Last week, Nigeria’s ruling party, the All Progressives Congress, split, with several parliamentarians and former allies of President Muhammadu Buhari breaking away to form the Reformed-All Progressives Congress, or R-APC. “The APC has run a rudderless, inept and incompetent government that has failed to deliver good governance to the Nigerian people,” the national chairman of the new rival faction, Buba Galadima, a former Buhari confidant, declared.
In a sense, the schism merely formalized tensions within the APC that go back years. On one level, it reflects some northern Nigerian politicians’ impatience with waiting their turn for the presidency and with Buhari having carried the region’s banner since 2011. Nigeria is set to hold presidential elections next February, when Buhari, who in 2015 became the first opposition candidate to ever unseat a Nigerian president, will seek re-election. The possibility of Buhari being president until 2023 means all other ambitious northerners could hit a ceiling. A term-limited governor can still go to the Senate, and rising northern stars can join the Cabinet, but the highest office would be out of reach.
Moreover, if Nigeria returns to its semi-formal presidential “zoning” system after 2023, then southern Nigeria would take its own eight-year turn in the presidency.

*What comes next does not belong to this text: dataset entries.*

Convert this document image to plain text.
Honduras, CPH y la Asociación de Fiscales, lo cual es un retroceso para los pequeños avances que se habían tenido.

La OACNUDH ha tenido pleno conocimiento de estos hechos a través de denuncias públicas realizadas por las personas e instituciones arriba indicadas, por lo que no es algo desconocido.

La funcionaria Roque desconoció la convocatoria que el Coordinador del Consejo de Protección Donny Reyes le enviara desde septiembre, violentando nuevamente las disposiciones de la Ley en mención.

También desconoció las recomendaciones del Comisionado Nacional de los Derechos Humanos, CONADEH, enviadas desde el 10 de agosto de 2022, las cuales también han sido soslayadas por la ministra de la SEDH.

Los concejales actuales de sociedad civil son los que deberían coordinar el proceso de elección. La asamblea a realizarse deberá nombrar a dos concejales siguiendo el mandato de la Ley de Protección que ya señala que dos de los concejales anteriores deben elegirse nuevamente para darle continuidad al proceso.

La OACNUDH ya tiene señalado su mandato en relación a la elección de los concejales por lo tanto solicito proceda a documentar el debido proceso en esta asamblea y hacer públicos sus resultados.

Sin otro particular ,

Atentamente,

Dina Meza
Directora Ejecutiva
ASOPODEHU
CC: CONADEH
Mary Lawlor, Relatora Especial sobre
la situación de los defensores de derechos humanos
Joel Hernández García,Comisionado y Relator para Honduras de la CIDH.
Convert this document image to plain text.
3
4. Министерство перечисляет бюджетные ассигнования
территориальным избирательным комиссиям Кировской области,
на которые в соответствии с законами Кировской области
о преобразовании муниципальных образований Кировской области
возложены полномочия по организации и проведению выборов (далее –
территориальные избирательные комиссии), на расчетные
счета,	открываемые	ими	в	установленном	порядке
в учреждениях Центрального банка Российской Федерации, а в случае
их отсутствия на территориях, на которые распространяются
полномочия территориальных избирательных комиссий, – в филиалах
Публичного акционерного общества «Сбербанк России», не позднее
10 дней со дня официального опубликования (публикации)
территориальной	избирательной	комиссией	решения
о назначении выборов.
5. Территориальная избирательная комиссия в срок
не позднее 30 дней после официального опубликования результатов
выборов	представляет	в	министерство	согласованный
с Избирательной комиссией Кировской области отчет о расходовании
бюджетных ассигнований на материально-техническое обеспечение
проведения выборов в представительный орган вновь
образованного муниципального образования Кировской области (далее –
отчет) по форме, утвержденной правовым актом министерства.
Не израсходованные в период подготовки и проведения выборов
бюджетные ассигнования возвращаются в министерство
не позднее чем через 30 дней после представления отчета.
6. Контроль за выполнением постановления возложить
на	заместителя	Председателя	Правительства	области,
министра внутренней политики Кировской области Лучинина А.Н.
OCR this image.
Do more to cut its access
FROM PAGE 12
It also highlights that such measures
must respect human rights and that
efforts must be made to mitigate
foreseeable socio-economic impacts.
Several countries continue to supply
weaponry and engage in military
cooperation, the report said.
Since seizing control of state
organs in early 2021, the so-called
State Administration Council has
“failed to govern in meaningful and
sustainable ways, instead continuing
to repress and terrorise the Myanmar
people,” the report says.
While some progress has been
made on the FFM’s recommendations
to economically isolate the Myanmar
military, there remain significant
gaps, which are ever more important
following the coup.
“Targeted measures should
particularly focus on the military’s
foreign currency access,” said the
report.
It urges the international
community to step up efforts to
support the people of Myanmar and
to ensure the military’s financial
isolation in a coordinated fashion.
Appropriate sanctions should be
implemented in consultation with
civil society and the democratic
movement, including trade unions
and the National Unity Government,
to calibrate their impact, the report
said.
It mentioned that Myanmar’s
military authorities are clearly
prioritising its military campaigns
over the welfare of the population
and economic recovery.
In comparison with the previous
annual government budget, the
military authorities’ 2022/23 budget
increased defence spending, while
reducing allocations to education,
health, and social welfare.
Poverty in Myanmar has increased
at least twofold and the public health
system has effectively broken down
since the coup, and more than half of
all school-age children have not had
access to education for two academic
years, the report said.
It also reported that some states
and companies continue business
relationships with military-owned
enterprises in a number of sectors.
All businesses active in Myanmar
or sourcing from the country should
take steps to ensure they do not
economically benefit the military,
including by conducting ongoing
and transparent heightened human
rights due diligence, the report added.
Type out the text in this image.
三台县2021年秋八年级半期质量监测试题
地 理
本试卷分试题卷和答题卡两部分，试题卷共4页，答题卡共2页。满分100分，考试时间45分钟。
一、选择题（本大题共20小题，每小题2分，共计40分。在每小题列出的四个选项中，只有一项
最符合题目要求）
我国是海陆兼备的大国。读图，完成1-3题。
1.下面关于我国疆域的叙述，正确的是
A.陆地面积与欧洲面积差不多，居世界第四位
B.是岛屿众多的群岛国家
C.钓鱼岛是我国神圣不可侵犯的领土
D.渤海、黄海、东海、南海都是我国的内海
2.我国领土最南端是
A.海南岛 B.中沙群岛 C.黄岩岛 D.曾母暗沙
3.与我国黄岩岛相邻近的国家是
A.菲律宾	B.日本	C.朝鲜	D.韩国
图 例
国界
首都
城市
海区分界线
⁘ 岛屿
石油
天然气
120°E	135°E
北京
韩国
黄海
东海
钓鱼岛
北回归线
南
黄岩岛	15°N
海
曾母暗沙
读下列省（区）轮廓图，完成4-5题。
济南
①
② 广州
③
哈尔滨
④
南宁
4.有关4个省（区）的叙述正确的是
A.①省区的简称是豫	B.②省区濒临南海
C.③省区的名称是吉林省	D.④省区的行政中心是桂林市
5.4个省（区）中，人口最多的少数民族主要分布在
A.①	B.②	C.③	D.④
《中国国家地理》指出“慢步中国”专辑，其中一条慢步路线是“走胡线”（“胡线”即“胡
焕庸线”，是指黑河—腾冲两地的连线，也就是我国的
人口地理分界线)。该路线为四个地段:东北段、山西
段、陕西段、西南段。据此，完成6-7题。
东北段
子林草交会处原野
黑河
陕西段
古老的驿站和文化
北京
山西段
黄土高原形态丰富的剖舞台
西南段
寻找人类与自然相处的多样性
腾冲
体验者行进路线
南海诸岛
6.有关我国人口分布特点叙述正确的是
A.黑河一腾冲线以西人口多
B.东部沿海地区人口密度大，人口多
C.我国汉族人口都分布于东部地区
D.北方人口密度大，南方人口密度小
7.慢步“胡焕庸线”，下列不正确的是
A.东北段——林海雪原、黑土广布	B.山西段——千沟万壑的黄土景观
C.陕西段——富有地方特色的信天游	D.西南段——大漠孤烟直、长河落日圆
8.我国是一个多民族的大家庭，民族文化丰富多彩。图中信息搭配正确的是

That would leave any northern presidential aspirants treading water until 2031. Some of the same northern politicians who grew weary of the old ruling party, the People’s Democratic Party, or PDP, and left it in 2013 to join the APC, have now grown weary of Buhari and defected to the R-APC. These figures include current Senate President Bukola Saraki, the former governor of Kwara state, as well as Sen. Rabiu Kwankwaso, the former governor of Kano state.